Sieve 2SLS Instrumental Variable Estimation

The sieve based instrumental variable estimator SieveTSLS is based on a two-stage least squares estimation procedure. The user must specify the sieve basis for \(T\), \(X\) and \(Y\) (Hermite polynomial or a set of indicator functions), and the number of elements of the basis expansion to include. Formally, we now assume that we can write:

\[\begin{split}Y =~& \sum_{d=1}^{d^Y} \sum_{k=1}^{d^X} \beta^Y_{d,k} \psi_d(T) \rho_k(X) + \gamma (X,W) + \epsilon \\ T =~& \sum_{d=1}^{d^T} \sum_{k=1}^{d^X} \beta^T_{d,k} \phi_d(Z) \rho_k(X) + \delta (X,W) + u\end{split}\]

where \(\{\psi_d\}\) is the sieve basis for \(Y\) with degree \(d^Y\), \(\{\rho_k\}\) is the sieve basis for \(X\), with degree \(d^X\), \(\{\phi_d\}\) is the sieve basis for \(T\) with degree \(d^T\), \(Z\) are the instruments, \((X,W)\) is the horizontal concatenation of \(X\) and \(W\), and \(u\) and \(\varepsilon\) may be correlated.
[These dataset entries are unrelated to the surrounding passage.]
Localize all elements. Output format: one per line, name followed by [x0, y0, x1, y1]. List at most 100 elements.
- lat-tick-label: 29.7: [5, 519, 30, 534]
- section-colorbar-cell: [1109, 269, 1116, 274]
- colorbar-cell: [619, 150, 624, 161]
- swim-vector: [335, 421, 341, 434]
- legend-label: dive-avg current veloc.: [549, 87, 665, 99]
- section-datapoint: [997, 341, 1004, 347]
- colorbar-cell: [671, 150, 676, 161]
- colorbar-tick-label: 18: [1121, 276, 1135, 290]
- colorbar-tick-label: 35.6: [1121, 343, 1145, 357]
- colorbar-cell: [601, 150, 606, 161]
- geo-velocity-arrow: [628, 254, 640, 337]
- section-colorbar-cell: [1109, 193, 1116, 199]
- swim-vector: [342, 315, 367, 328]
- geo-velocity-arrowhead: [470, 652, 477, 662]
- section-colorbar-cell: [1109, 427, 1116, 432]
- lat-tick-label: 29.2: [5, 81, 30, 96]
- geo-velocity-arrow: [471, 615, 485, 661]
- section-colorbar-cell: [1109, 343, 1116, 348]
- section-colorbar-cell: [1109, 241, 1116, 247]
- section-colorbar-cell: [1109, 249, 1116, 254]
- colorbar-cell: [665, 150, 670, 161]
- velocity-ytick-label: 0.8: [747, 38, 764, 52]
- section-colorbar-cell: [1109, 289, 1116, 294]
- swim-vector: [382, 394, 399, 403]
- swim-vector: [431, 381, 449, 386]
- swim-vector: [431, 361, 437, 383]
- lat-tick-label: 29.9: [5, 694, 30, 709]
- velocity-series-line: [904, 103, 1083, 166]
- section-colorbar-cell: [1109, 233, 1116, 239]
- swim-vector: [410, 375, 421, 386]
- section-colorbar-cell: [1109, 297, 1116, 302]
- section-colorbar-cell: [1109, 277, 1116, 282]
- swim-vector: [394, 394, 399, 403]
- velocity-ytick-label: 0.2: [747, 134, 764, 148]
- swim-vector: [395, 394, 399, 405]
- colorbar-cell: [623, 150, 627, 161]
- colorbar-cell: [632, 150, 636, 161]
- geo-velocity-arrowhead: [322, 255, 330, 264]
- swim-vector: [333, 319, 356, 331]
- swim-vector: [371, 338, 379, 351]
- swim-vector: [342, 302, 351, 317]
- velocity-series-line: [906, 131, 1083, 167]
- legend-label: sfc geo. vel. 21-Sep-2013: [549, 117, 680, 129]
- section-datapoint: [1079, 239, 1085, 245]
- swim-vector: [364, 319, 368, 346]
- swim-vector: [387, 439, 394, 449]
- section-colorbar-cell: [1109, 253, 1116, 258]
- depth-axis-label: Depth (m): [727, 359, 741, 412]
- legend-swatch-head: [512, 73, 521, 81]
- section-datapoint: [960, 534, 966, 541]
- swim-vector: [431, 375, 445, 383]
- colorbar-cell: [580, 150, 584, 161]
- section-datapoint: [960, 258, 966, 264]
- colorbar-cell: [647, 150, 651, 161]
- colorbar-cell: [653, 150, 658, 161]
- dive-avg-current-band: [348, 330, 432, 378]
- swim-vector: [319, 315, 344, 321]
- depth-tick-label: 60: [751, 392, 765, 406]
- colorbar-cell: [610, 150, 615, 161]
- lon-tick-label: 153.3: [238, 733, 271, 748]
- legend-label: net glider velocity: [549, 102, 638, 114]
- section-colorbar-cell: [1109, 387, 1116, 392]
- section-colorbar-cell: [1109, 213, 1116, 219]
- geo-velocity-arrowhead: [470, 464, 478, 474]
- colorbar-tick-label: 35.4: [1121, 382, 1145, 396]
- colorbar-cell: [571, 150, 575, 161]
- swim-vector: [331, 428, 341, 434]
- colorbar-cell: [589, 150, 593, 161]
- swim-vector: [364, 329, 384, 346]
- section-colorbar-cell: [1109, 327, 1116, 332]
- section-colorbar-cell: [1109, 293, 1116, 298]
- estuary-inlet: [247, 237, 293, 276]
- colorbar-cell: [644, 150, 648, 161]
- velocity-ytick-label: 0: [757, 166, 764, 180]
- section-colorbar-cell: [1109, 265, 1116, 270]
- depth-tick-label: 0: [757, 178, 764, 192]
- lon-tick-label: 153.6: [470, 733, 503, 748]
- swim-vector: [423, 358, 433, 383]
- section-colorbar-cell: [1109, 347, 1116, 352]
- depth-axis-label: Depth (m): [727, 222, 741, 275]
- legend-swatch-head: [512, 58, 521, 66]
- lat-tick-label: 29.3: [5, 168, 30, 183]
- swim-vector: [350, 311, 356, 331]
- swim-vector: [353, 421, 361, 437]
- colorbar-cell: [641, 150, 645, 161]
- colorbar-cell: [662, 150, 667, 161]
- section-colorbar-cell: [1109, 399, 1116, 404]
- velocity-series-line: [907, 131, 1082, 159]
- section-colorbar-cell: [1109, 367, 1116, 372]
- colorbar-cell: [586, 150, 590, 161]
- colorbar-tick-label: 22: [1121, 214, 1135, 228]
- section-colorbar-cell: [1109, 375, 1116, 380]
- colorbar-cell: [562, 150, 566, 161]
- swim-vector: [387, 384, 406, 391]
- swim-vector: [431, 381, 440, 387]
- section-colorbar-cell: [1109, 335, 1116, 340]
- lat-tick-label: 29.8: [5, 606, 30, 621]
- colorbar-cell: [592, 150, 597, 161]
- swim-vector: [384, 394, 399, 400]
Each of the \(\psi_d\) is a function from \(\dim(T)\) into \(\mathbb{R}\), each of the \(\rho_k\) is a function from \(\dim(X)\) into \(\mathbb{R}\) and each of the \(\phi_d\) is a function from \(\dim(Z)\) into \(\mathbb{R}\).

Our goal is to estimate

\[\tau(\vec{t}_0, \vec{t}_1, \vec{x}) = \sum_{d=1}^{d^Y} \sum_{k=1}^{d^X} \beta^Y_{d,k} \rho_k(\vec{x}) \left(\psi_d(\vec{t_1}) - \psi_d(\vec{t_0})\right)\]

We do this by first estimating each of the functions \(\E[\psi_d(T)|X,Z,W]\) by linear projection of \(\psi_d(t_i)\) onto the features \(\{\phi_d(z_i) \rho_k(x_i) \}\) and \((x_i,w_i)\). We will then project \(y_i\) onto these estimated functions and \((x_i,w_i)\) again to arrive at an estimate \(\hat{\beta}^Y\) whose individual coefficients \(\beta^Y_{d,k}\) can be used to return our estimate of \(\tau\).